Kim Bu Kyung, Seo Kyung Won
Division of Endocrinology and Metabolism, Department of Internal Medicine, Kosin University College of Medicine, Busan, Korea.
Department of Surgery, Kosin University College of Medicine, Busan, Korea.
J Metab Bariatr Surg. 2022 Dec;11(2):13-19. doi: 10.17476/jmbs.2022.11.2.13. Epub 2022 Dec 30.
Recently, metabolic surgery was recommended for patients with a BMI of 30 or higher and 27.5 or higher for Asians, as evidence level A. Until 2008, bariatric surgery was not introduced for the treatment of diabetes. Bariatric surgery was first recommended for adults with body mass index ≥35 kg/m and type 2 diabetes in the American Diabetes Association (ADA) guidelines as evidence level B in 2009. In 2017, the terminology was changed from bariatric surgery to metabolic surgery. How such large changes could have occurred in the ADA guidelines? Because many patients have reached diabetes remission through metabolic surgery, and the long-term benefit and cost-effectiveness have been strongly proven by historical randomized controlled trials and high-quality studies. This review demonstrates how the recommendations for the treatment of obesity in patients with diabetes have changed in diabetes treatment guidelines and summarizes the evidence behind this change.

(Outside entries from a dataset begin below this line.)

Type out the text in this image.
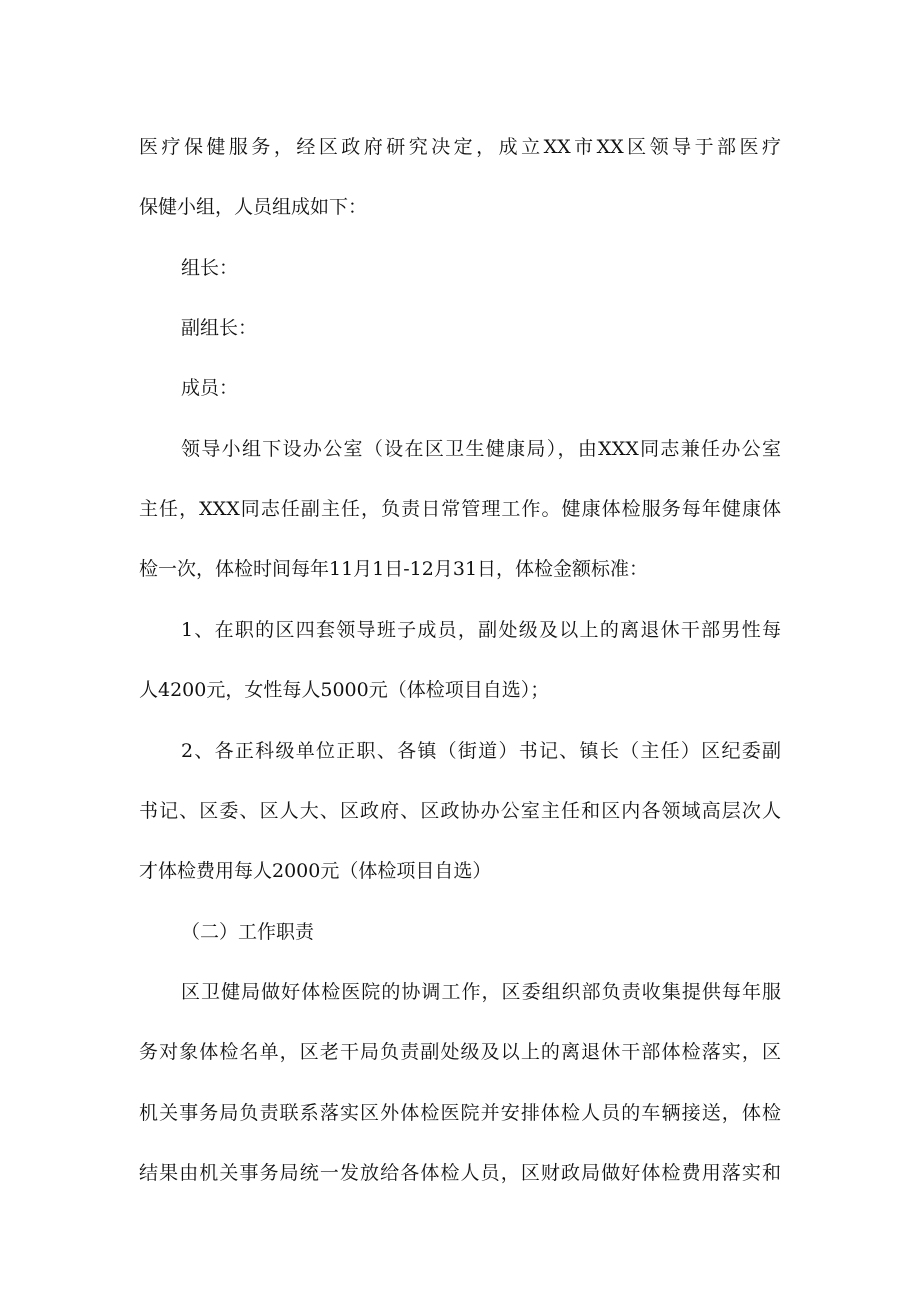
医疗保健服务，经区政府研究决定，成立XX市XX区领导于部医疗
保健小组，人员组成如下：
组长：
副组长：
成员：
领导小组下设办公室（设在区卫生健康局），由XXX同志兼任办公室
主任，XXX同志任副主任，负责日常管理工作。健康体检服务每年健康体
检一次，体检时间每年11月1日-12月31日，体检金额标准：
1、在职的区四套领导班子成员，副处级及以上的离退休干部男性每
人4200元，女性每人5000元（体检项目自选）；
2、各正科级单位正职、各镇（街道）书记、镇长（主任）区纪委副
书记、区委、区人大、区政府、区政协办公室主任和区内各领域高层次人
才体检费用每人2000元（体检项目自选）
（二）工作职责
区卫健局做好体检医院的协调工作，区委组织部负责收集提供每年服
务对象体检名单，区老干局负责副处级及以上的离退休干部体检落实，区
机关事务局负责联系落实区外体检医院并安排体检人员的车辆接送，体检
结果由机关事务局统一发放给各体检人员，区财政局做好体检费用落实和
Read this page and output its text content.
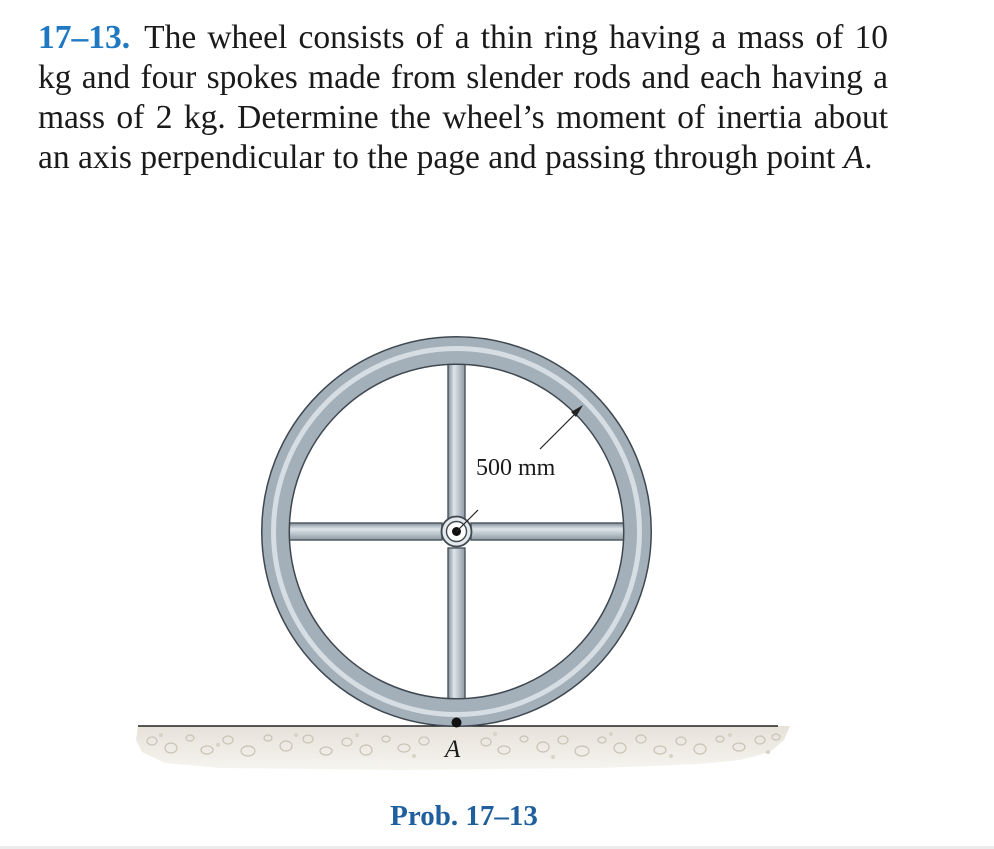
17–13. The wheel consists of a thin ring having a mass of 10 kg and four spokes made from slender rods and each having a mass of 2 kg. Determine the wheel’s moment of inertia about an axis perpendicular to the page and passing through point A.
500 mm
A
Prob. 17–13
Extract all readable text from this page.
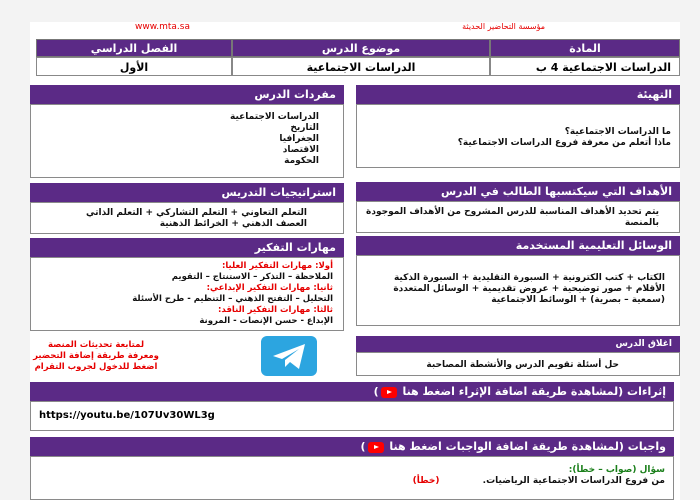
www.mta.sa	مؤسسة التحاضير الحديثة
المادة
موضوع الدرس
الفصل الدراسي
الدراسات الاجتماعية 4 ب
الدراسات الاجتماعية
الأول
التهيئة
ما الدراسات الاجتماعية؟
ماذا أتعلم من معرفة فروع الدراسات الاجتماعية؟
الأهداف التي سيكتسبها الطالب في الدرس
يتم تحديد الأهداف المناسبة للدرس المشروح من الأهداف الموجودة
بالمنصة
الوسائل التعليمية المستخدمة
الكتاب + كتب الكترونية + السبورة التقليدية + السبورة الذكية
الأقلام + صور توضيحية + عروض تقديمية + الوسائل المتعددة
(سمعية – بصرية) + الوسائط الاجتماعية
اغلاق الدرس
حل أسئلة تقويم الدرس والأنشطة المصاحبة
مفردات الدرس
الدراسات الاجتماعية
التاريخ
الجغرافيا
الاقتصاد
الحكومة
استراتيجيات التدريس
التعلم التعاوني + التعلم التشاركي + التعلم الذاتي
العصف الذهني + الخرائط الذهنية
مهارات التفكير
أولا: مهارات التفكير العليا:
الملاحظة – التذكر – الاستنتاج – التقويم
ثانيا: مهارات التفكير الإبداعي:
التحليل – التفتح الذهني – التنظيم - طرح الأسئلة
ثالثا: مهارات التفكير الناقد:
الإبداع - حسن الإنصات - المرونة
لمتابعة تحديثات المنصة
ومعرفة طريقة إضافة التحضير
اضغط للدخول لجروب التقرام
إثراءات (لمشاهدة طريقة اضافة الإثراء اضغط هنا )
https://youtu.be/107Uv30WL3g
واجبات (لمشاهدة طريقة اضافة الواجبات اضغط هنا )
سؤال (صواب – خطأ):
من فروع الدراسات الاجتماعية الرياضيات. (خطأ)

最近,代谢手术被推荐用于体重指数(BMI)为30及以上的患者,亚洲患者的BMI为27.5及以上时也适用,证据等级为A。直到2008年,减重手术才被引入用于治疗糖尿病。2009年,美国糖尿病协会(ADA)指南首次推荐将减重手术用于体重指数≥35kg/m²的成年2型糖尿病患者,证据等级为B。2017年,术语从减重手术改为代谢手术。ADA指南中怎么会发生如此巨大的变化呢?因为许多患者通过代谢手术实现了糖尿病缓解,并且长期益处和成本效益已被既往的随机对照试验和高质量研究有力证实。本综述展示了糖尿病治疗指南中糖尿病患者肥胖治疗建议是如何变化的,并总结了这一变化背后的证据。